When I didn’t respond to his Hello! Good morning! text, the whole world seemed to come crumbling down. Every spare moment of the day, when I was or wasn’t around people, when I was in class or in the hostel, when I settled in to eat lunch and when the time for dinner arrived, I thought of that unanswered text. It was for the best, of course, not to answer him. It was for the best not to expect too much or let him think I have nothing better to do, rather than sit around and hope for his attention.
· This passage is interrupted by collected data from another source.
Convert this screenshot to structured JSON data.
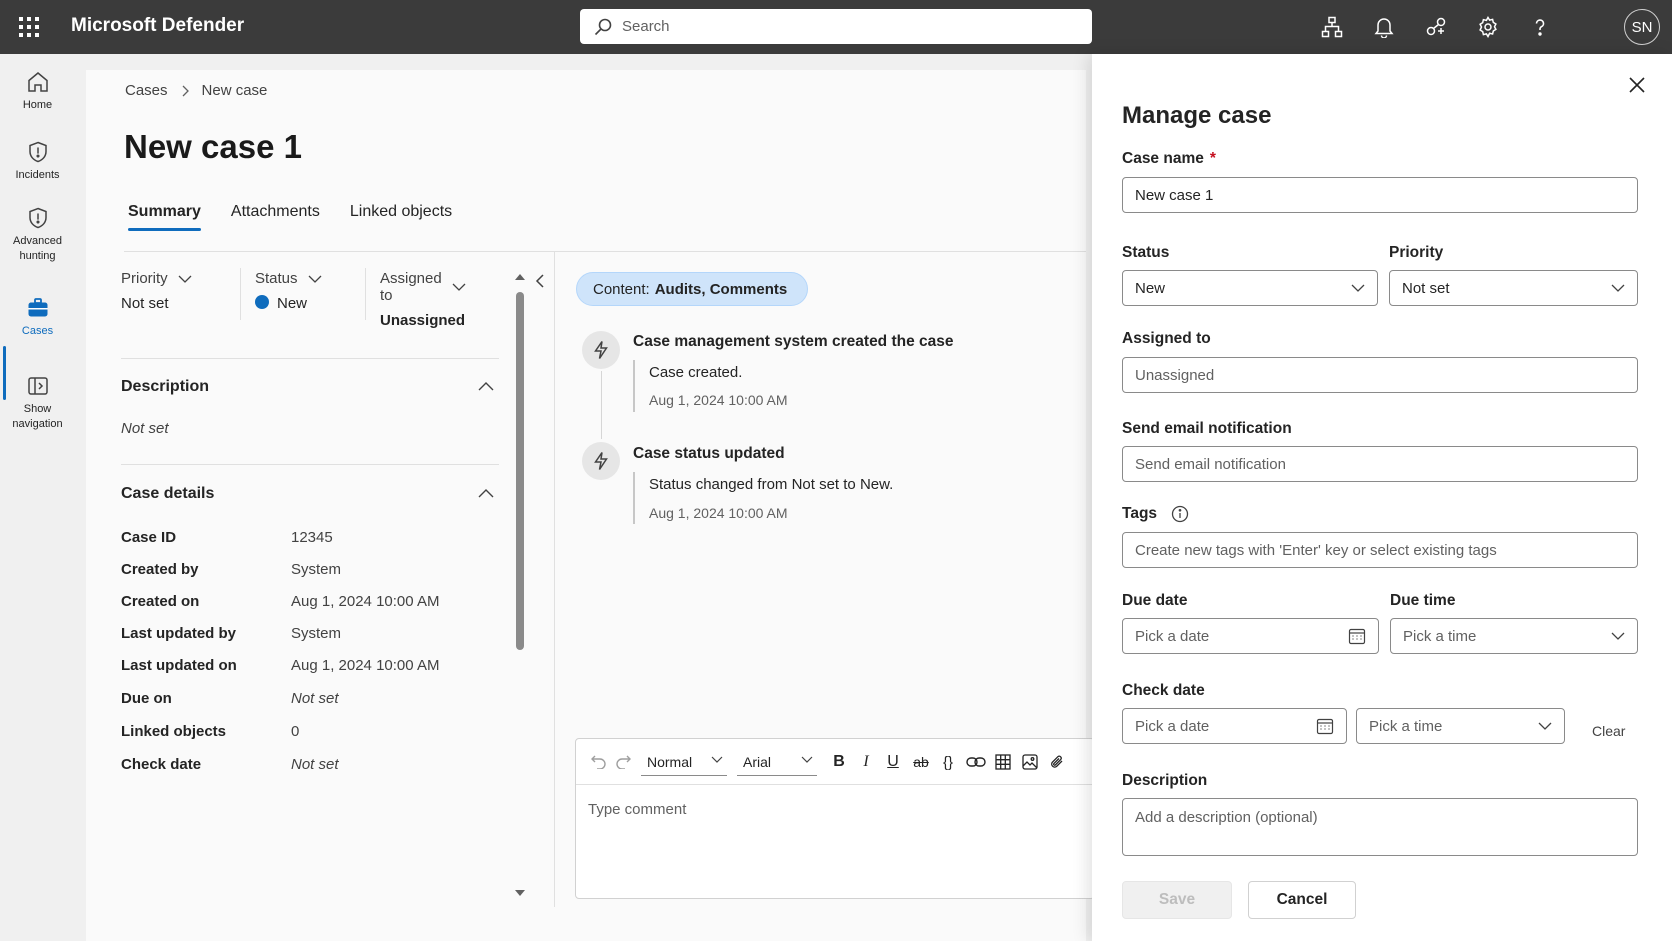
{
  "topbar": {
    "title": "Microsoft Defender",
    "search_placeholder": "Search",
    "avatar_initials": "SN",
    "icons": [
      "waffle-icon",
      "org-chart-icon",
      "bell-icon",
      "share-icon",
      "gear-icon",
      "help-icon"
    ]
  },
  "rail": {
    "items": [
      {
        "label": "Home",
        "icon": "home-icon"
      },
      {
        "label": "Incidents",
        "icon": "shield-icon"
      },
      {
        "label": "Advanced hunting",
        "icon": "shield-icon"
      },
      {
        "label": "Cases",
        "icon": "briefcase-icon"
      },
      {
        "label": "Show navigation",
        "icon": "nav-panel-icon"
      }
    ],
    "active": "Cases"
  },
  "breadcrumb": [
    "Cases",
    "New case"
  ],
  "page": {
    "title": "New case 1",
    "tabs": [
      "Summary",
      "Attachments",
      "Linked objects"
    ],
    "active_tab": "Summary"
  },
  "summary": {
    "priority_label": "Priority",
    "priority_value": "Not set",
    "status_label": "Status",
    "status_value": "New",
    "assigned_label": "Assigned to",
    "assigned_value": "Unassigned",
    "description_heading": "Description",
    "description_value": "Not set",
    "details_heading": "Case details",
    "details": [
      {
        "key": "Case ID",
        "value": "12345"
      },
      {
        "key": "Created by",
        "value": "System"
      },
      {
        "key": "Created on",
        "value": "Aug 1, 2024 10:00 AM"
      },
      {
        "key": "Last updated by",
        "value": "System"
      },
      {
        "key": "Last updated on",
        "value": "Aug 1, 2024 10:00 AM"
      },
      {
        "key": "Due on",
        "value": "Not set"
      },
      {
        "key": "Linked objects",
        "value": "0"
      },
      {
        "key": "Check date",
        "value": "Not set"
      }
    ]
  },
  "activity": {
    "filter_prefix": "Content:",
    "filter_value": "Audits, Comments",
    "events": [
      {
        "title": "Case management system created the case",
        "text": "Case created.",
        "time": "Aug 1, 2024 10:00 AM"
      },
      {
        "title": "Case status updated",
        "text": "Status changed from Not set to New.",
        "time": "Aug 1, 2024 10:00 AM"
      }
    ]
  },
  "editor": {
    "style_select": "Normal",
    "font_select": "Arial",
    "placeholder": "Type comment"
  },
  "panel": {
    "title": "Manage case",
    "case_name_label": "Case name",
    "required_mark": "*",
    "case_name_value": "New case 1",
    "status_label": "Status",
    "status_value": "New",
    "priority_label": "Priority",
    "priority_value": "Not set",
    "assigned_label": "Assigned to",
    "assigned_placeholder": "Unassigned",
    "email_label": "Send email notification",
    "email_placeholder": "Send email notification",
    "tags_label": "Tags",
    "tags_placeholder": "Create new tags with 'Enter' key or select existing tags",
    "due_date_label": "Due date",
    "due_date_placeholder": "Pick a date",
    "due_time_label": "Due time",
    "due_time_placeholder": "Pick a time",
    "check_date_label": "Check date",
    "check_date_placeholder": "Pick a date",
    "check_time_placeholder": "Pick a time",
    "clear_label": "Clear",
    "description_label": "Description",
    "description_placeholder": "Add a description (optional)",
    "save_label": "Save",
    "cancel_label": "Cancel"
  },
  "colors": {
    "topbar_bg": "#3b3b3b",
    "accent": "#0f6cbd",
    "pill_bg": "#cfe4fa",
    "required": "#c50f1f"
  }
}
One thing I’d learned, though. Girls loved boys for a reason. There was this unquestionable pull that defied all things logical, and all things sane, that had every force of nature at its mercy. Love, it seemed, could have been that easy, and I wasn’t a fool to use that word too quickly. This couldn’t be love. If he told me to jump off a cliff, I wouldn’t do it. I wouldn’t even think twice before calling up Airtel and asking them to block the number that came with his entire presence in my life. Right now, all I had was one text, and that text had my life at the edge of an unanswered question. A cliff hanger, if you will. A kind of limbo, once again. Should I answer the question and seem like I have nothing better to do? Well, it wasn’t a question. It was a statement. It was a good morning thing, but my morning hadn’t been too good, so there. That was why I didn’t respond, Nathan. I didn’t feel the need to tell you I hadn’t had a good morning, so I didn’t greet you with the same.

Richa, a common friend from class, observed that I wasn’t eating and staring off into space. At the hostel you had to have friends who saw things like that to make sure you were still alive. Without parents, and siblings, there wasn’t a soul who’d know if you existed. It was these common friends that kept you alive, and thank everything for that. I was on the verge of responding to Nathaniel when she broke me out of my stupor, the buzz of the dining hall all too clear and ringing in my ears as a clear sheet of sweat formed over my forehead. What was eating at me so much?

“Are you alright?”

I nodded unsurely. “I’m fine. It’s just...”

“What?”

“Nothing.”

“No, no,” she jumped over to take a chair at my half empty table. “tell me what’s going on.”

Frizzy hair wrapped into a bun, her PJs were far too big for her small body, but I didn’t tell her so. She looked like she had had a long day, probably the same way I looked. “I’m having a sort of... dilemma.”

She nodded eagerly. “Hmm. Hmm. What kind?”

“There’s a guy...”

She clapped, quite eagerly, again. “What kind of guy? Do you like him? Does he like you? Are you in love? Are you dating? Have you had sex yet?”

So many questions, all of which muddled my already muddled mind further. “No! We... no! It’s not like that, at all!”

“Isn’t it?”

“God, no.” I shake my head all too earnestly. “He’s just a friend.”

Just saying the words left a bitter taste on my tongue, but it was quite true. We were just friends. How could I lie about it being anything else?

“Okay. But you like him?”

I shift uneasily in my seat as my dinner grows colder by the second. “I don’t really like him. I’m, kind of, scared.”